Iets eerdere versie van het stuk in de Volkskrant, deel van een serie van vier columns:

Ze zeiden het echt. De geheime diensten AIVD en MIVD krijgen binnenkort een nieuwe wet waarmee ze makkelijker en vaker kunnen afluisteren en hacken. Vorige week legden ze het voorstel uit in de Eerste Kamer, en claimden daar dat hun nieuwe wet eigenlijk een privacywet is (!).

Nou wist ik al dat het niet best gesteld was met ons besef van privacy, maar dit is toch wel heel Orwelliaans. Oorlog is vrede, onwetendheid is kracht, afgeluisterd worden is privacy?

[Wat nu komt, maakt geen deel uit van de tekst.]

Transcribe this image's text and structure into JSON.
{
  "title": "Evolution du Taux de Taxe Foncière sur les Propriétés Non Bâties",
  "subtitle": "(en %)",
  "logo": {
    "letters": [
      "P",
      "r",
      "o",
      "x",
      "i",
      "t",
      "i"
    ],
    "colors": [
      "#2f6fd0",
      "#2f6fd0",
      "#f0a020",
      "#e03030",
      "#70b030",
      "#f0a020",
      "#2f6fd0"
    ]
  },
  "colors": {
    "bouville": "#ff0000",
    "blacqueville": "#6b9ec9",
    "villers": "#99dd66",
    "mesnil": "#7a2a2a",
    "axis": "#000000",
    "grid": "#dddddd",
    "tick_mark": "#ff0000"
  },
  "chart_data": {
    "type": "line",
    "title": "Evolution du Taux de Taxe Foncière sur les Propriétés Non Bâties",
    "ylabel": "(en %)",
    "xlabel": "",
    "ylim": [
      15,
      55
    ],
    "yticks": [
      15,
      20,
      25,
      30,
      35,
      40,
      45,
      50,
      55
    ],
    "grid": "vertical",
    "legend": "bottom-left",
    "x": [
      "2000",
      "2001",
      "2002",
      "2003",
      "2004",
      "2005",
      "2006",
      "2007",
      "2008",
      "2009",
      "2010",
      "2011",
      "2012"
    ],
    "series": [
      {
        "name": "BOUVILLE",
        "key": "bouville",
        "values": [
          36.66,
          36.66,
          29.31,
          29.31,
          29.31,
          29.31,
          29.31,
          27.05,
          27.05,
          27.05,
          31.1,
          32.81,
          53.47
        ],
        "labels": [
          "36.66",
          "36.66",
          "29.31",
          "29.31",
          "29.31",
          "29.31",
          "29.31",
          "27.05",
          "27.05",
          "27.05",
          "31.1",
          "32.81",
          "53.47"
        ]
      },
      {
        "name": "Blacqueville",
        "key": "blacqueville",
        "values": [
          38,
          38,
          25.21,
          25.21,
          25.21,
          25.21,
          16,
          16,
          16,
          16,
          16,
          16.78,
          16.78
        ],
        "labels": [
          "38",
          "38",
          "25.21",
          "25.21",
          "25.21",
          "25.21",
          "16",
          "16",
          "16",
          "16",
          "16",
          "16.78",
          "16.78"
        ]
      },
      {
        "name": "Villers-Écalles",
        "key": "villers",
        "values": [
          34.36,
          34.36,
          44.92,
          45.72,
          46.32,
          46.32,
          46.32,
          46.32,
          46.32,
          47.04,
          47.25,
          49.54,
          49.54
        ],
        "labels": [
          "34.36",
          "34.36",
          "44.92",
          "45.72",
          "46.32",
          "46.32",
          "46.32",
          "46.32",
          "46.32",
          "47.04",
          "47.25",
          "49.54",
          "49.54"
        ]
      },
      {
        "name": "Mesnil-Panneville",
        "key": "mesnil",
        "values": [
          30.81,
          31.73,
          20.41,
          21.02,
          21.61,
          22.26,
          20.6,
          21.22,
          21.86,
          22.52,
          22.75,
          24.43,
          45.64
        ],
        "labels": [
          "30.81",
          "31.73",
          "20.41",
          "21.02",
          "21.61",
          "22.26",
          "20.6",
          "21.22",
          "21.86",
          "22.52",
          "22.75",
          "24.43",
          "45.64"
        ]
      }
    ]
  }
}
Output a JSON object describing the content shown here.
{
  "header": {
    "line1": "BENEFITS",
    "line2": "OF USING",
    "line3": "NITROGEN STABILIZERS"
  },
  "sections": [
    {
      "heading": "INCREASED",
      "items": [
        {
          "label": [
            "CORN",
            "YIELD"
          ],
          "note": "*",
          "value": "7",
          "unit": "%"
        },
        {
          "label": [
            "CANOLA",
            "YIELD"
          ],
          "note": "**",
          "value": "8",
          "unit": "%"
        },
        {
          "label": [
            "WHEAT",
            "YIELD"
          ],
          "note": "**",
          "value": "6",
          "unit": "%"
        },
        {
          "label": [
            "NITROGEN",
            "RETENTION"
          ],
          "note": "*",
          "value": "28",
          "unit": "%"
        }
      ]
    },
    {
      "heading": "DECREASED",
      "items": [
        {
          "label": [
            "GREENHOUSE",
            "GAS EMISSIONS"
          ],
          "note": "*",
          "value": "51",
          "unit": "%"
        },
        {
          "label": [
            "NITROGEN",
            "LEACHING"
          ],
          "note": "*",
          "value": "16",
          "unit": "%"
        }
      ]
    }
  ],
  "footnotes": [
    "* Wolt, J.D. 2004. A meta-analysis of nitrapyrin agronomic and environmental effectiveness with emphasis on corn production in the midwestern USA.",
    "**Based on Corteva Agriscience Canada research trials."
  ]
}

De tekenen waren er overigens al wel naar. Volgens deze nieuwe wet, eerder besproken in de Volkskrant, mogen onze diensten iedere internet- en telefoonkabel een heel jaar ‘verkennen’ door al het verkeer af te luisteren en op te slaan op harde schijven, en indien nodig te delen met het buitenland. Maar, zo vertelde demissionair minister de Jonge ons keer op keer: dit is alleen verkennen en serieus geen afluisteren. Al noemt de wet het wel zo, en staan je (telefoon)gesprekken daar wel op disk en worden ze bestudeerd.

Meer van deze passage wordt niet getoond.